I never had a stable relationship and all the women who I’d dated had lost my very fickle love, as soon as I had latched on to the next best girl that caught my eye. ‘She stimulates my intellect’, I’d tell myself. Then, before you know it I was in her bed or she was in mine or wherever the heat had gotten hold of us, be it in an alleyway, the bathroom of a restaurant or once even in an airport during transit. Yes, I had become my mother. I suppose my sex drive was inherited. It must have been.

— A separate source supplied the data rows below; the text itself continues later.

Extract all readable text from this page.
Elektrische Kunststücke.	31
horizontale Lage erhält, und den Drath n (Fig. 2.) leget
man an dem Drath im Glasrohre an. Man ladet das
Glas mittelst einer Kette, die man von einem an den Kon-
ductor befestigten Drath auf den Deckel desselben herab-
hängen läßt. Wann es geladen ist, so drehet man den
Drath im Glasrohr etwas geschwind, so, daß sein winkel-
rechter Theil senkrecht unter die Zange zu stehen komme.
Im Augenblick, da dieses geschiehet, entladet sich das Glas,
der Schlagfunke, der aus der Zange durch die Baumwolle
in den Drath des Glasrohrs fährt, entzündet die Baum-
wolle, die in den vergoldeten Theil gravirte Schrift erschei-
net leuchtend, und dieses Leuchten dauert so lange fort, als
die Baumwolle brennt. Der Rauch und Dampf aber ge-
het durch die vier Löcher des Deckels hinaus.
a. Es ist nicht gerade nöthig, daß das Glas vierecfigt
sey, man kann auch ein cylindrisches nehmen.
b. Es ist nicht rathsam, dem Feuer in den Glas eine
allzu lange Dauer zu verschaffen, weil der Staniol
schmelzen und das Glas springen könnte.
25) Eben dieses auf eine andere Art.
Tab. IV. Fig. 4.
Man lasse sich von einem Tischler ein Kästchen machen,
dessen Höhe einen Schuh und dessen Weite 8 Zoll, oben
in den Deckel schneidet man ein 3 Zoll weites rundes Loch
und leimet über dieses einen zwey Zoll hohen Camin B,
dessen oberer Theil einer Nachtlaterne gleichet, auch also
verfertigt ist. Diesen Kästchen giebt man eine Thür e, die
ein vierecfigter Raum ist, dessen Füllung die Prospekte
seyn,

So, as time went by and we unpacked my many issues with my therapist; who I must mention was quite a distraction in this process, I realised I probably should have chosen a male therapist; someone I would have no sexual attraction to, but it was too late. I was stuck with her and a part of going to the sessions, being able to dissect my issues was the benefit of seeing her. Having been single at the time for the very first time in my life, it was a very scary place to be. I’m the kind of girl that likes companionship and I genuinely do. I like lying next to someone at nights being wrapped up in their arms or them in mine. I enjoyed the constant of a woman’s scent and the gentleness in her touches. Simply put, I was not meant to be single. Before you knew it, I had my therapist laid on her desk, its contents now a mess on the floor and without shame I devoured her, and she’d let me.
But let’s focus, this is not about the fact that I had become my therapist’s mistress. It’s about the fact that she thought I needed healing and that I could only heal by righting the wrongs in my life and forgive myself for all the wrongs I had done. Her suggestion? I should write a letter to my exes and try to resolve the unresolved issues between us. In her defence, she didn’t want me to deliver them; she merely wanted me to write the letters and burn them. Well, this didn’t end well, at least not for me. Writing these letters meant I had to look back at all my relationships, look at how they had impacted my life, how they had affected my behaviour. It meant that I had to dissect everything; every bit of intimacy, every lie I had told, every time I had betrayed someone’s trust. Yes, it meant that I had to write about how they had hurt me and think about how I had hurt them and try to apologise. I tried. The hardest part of this? Every darn bit of it.